Mark Kleiman writes
This is an example of what Orwell calls a "dead metaphor," where the phrase has lost its original metaphorical meaning and become a pure idiom. ("Toe the line," which originally meant to stand properly in rank during military drill, is another such, as evidenced by the frequent misspelling "tow the line.") So how about using "restrain" or "control" or even "check" instead? Most of us don't ride horses.
This has been another official notice from the Language Police.
and helpfully links to the essay in which
In which George Orwell called "Toe the line" a dying metaphor and not a dead metaphor.

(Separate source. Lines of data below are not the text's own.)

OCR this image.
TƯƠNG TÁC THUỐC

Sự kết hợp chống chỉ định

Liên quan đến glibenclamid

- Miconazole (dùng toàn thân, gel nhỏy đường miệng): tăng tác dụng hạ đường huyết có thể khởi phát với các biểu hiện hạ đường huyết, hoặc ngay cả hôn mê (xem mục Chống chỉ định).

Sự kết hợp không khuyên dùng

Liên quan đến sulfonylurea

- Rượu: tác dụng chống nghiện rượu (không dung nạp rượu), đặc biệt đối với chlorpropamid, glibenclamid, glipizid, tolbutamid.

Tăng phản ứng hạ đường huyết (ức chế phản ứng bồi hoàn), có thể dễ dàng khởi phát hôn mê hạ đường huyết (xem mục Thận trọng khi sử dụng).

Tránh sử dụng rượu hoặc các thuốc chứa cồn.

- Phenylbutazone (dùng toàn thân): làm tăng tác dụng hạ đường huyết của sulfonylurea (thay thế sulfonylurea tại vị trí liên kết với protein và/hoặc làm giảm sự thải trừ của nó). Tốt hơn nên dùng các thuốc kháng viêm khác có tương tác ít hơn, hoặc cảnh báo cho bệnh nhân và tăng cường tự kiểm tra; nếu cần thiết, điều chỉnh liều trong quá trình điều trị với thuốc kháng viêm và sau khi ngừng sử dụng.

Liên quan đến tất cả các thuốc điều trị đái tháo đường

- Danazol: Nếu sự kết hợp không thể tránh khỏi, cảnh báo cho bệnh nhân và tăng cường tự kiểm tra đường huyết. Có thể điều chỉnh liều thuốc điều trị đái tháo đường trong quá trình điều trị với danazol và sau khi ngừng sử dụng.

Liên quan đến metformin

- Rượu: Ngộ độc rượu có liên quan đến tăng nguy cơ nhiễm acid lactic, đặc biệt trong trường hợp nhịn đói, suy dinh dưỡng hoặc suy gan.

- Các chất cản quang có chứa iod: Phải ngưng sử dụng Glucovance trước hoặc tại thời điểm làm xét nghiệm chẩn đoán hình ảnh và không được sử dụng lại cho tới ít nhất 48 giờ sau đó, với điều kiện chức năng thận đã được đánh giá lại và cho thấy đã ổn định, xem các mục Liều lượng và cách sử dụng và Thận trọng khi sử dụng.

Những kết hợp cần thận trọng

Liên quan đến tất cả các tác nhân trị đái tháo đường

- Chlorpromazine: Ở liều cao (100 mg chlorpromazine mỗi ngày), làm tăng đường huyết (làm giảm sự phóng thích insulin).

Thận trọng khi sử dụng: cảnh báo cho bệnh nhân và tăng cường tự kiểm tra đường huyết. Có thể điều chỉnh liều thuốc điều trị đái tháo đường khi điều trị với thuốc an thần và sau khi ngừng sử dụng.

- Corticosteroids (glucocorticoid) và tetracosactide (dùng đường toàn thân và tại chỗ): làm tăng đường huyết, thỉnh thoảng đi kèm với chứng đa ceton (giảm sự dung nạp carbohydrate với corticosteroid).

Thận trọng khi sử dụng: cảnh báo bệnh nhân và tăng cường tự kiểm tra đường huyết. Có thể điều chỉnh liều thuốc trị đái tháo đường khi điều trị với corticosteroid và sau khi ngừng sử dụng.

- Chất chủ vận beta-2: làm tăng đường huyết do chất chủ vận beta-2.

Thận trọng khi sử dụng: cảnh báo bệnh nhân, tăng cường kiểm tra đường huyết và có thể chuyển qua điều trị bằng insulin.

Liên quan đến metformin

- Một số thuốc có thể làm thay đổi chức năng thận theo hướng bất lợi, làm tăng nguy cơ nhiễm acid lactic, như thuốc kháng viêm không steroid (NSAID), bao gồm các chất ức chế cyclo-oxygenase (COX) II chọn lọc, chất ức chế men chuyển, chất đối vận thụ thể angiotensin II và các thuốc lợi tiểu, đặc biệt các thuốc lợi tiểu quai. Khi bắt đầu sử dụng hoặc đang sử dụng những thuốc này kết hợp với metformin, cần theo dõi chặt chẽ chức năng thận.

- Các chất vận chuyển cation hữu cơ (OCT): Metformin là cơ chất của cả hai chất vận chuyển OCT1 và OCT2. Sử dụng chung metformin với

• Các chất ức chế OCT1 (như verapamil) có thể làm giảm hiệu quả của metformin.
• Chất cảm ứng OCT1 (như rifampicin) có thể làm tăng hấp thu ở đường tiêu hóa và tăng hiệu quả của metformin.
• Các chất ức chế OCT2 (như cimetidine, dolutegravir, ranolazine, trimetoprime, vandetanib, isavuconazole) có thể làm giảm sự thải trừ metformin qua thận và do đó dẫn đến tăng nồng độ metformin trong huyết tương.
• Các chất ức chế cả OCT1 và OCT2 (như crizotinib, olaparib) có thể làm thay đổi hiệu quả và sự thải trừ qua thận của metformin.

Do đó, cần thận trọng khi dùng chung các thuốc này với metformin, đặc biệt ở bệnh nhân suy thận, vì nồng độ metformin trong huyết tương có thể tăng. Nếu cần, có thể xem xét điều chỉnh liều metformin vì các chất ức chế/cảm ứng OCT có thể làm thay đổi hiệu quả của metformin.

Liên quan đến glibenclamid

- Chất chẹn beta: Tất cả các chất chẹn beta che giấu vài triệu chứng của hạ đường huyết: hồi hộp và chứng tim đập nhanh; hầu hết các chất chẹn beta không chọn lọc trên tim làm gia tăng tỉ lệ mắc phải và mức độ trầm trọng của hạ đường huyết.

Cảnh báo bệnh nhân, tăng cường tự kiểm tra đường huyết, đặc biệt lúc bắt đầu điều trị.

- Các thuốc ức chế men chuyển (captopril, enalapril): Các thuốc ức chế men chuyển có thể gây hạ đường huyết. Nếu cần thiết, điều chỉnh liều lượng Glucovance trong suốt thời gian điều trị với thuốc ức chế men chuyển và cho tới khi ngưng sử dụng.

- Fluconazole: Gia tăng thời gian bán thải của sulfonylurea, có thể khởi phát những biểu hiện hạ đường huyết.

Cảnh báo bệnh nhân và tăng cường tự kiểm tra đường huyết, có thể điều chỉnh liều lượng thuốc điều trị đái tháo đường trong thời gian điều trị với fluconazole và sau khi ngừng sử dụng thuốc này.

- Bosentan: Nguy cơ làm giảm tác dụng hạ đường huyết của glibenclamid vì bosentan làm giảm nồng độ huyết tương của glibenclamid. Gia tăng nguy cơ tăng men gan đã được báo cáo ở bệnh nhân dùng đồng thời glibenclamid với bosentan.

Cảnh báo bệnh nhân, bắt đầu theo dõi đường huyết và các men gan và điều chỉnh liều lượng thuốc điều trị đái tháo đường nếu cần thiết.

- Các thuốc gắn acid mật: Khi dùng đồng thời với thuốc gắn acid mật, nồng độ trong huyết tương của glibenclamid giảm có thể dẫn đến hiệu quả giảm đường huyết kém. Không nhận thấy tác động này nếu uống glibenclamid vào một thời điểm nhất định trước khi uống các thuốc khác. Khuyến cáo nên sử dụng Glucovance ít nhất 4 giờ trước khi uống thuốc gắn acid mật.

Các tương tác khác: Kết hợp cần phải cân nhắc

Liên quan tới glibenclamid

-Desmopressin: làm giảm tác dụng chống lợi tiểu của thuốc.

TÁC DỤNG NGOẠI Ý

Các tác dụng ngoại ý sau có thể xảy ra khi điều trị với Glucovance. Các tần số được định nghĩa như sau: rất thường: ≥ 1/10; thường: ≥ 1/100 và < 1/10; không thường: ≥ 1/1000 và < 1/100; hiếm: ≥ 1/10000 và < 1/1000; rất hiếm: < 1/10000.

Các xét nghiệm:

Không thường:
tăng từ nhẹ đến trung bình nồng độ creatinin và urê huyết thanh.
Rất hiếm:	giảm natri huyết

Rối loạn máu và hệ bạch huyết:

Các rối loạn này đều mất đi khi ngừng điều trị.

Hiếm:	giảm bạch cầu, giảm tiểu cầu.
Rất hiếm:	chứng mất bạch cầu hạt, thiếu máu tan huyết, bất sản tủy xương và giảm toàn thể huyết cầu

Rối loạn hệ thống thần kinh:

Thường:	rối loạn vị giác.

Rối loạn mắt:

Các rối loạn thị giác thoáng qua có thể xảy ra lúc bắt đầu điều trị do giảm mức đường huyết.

DYING METAPHORS. A newly invented metaphor assists thought by evoking a visual image, while on the other hand a metaphor which is technically ‘dead’ (e. g. iron resolution) has in effect reverted to being an ordinary word and can generally be used without loss of vividness. But in between these two classes there is a huge dump of worn-out metaphors which have lost all evocative power and are merely used because they save people the trouble of inventing phrases for themselves. Examples are: Ring the changes on, take up the cudgel for, toe the line, ride roughshod over, stand shoulder to shoulder with, play into the hands of, no axe to grind, grist to the mill, fishing in troubled waters, on the order of the day, Achilles’ heel, swan song, hotbed.
This has been an official notice from the Language Police's office of internal language affairs.